The algorithms are heavily steered by masks which define the cut-points.

By default, they are generated randomly using a fixed seed that can

be changed by using `setMaskGenerationSeed(long)`.

There are different techniques available to generate masks,

they can be set using `setMaskOption(MaskOption)`:

* `FastCDC`

* `Nlfiedler Rust`

To achieve a distribution of chunk sizes as close as possible to

the expected size, normalization levels are used during mask generation.

`setNormalizationLevel(int)` is used to change the level.

The higher the level, the closer the sizes are to the expected size,

for the cost of a worse deduplication rate.

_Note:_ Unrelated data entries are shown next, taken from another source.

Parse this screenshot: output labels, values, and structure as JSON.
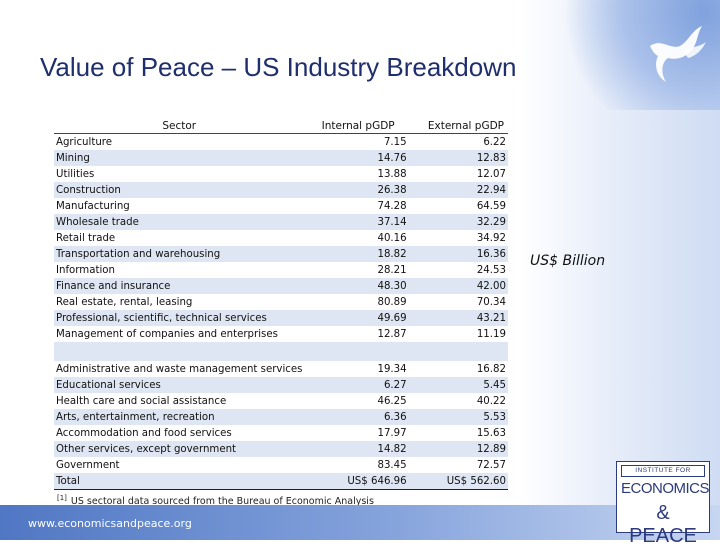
{
  "slide": {
    "title": "Value of Peace – US Industry Breakdown",
    "unit_label": "US$ Billion",
    "footnote_marker": "[1]",
    "footnote": "US sectoral data sourced from the Bureau of Economic Analysis",
    "footer_url": "www.economicsandpeace.org"
  },
  "logo": {
    "line1": "INSTITUTE FOR",
    "line2": "ECONOMICS",
    "line3": "& PEACE"
  },
  "table": {
    "headers": [
      "Sector",
      "Internal pGDP",
      "External pGDP"
    ],
    "rows": [
      {
        "sector": "Agriculture",
        "internal": "7.15",
        "external": "6.22"
      },
      {
        "sector": "Mining",
        "internal": "14.76",
        "external": "12.83"
      },
      {
        "sector": "Utilities",
        "internal": "13.88",
        "external": "12.07"
      },
      {
        "sector": "Construction",
        "internal": "26.38",
        "external": "22.94"
      },
      {
        "sector": "Manufacturing",
        "internal": "74.28",
        "external": "64.59"
      },
      {
        "sector": "Wholesale trade",
        "internal": "37.14",
        "external": "32.29"
      },
      {
        "sector": "Retail trade",
        "internal": "40.16",
        "external": "34.92"
      },
      {
        "sector": "Transportation and warehousing",
        "internal": "18.82",
        "external": "16.36"
      },
      {
        "sector": "Information",
        "internal": "28.21",
        "external": "24.53"
      },
      {
        "sector": "Finance and insurance",
        "internal": "48.30",
        "external": "42.00"
      },
      {
        "sector": "Real estate, rental, leasing",
        "internal": "80.89",
        "external": "70.34"
      },
      {
        "sector": "Professional, scientific, technical services",
        "internal": "49.69",
        "external": "43.21"
      },
      {
        "sector": "Management of companies and enterprises",
        "internal": "12.87",
        "external": "11.19"
      },
      {
        "sector": "Administrative and waste management services",
        "internal": "19.34",
        "external": "16.82"
      },
      {
        "sector": "Educational services",
        "internal": "6.27",
        "external": "5.45"
      },
      {
        "sector": "Health care and social assistance",
        "internal": "46.25",
        "external": "40.22"
      },
      {
        "sector": "Arts, entertainment, recreation",
        "internal": "6.36",
        "external": "5.53"
      },
      {
        "sector": "Accommodation and food services",
        "internal": "17.97",
        "external": "15.63"
      },
      {
        "sector": "Other services, except government",
        "internal": "14.82",
        "external": "12.89"
      },
      {
        "sector": "Government",
        "internal": "83.45",
        "external": "72.57"
      }
    ],
    "total": {
      "sector": "Total",
      "internal": "US$ 646.96",
      "external": "US$ 562.60"
    }
  }
}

Alternatively, masks can be set manually using `setMaskSmall(long)`

for the mask used when the chunk is still smaller than the expected

size and `setMaskLarge(long)` for bigger chunks respectively.

***

After a chunk has been read, a hash is generated based on its content.

The algorithm used for this process can be set by `setHashMethod(String)`,

it has to be supported and accepted by `java.security.MessageDigest`.

***

Finally, a chunker using the selected properties can be created using `build()`.

The **default configuration** of the builder is:

* Chunker option: `ChunkerOption#FAST_CDC`

* Expected size: `8 * 1024`

* Minimal size factor: `0.25`

* Maximal size factor: `8`

* Hash table option: `HashTableOption#RTPAL`

* Mask generation seed: `941568351`

* Mask option: `MaskOption#FAST_CDC`

* Normalization level: `2`

* Hash method: `SHA-1`

The methods `fastCdc()`, `nlFiedlerRust()` and `fsc()` can be used to

get a configuration that uses the given algorithms as originally proposed.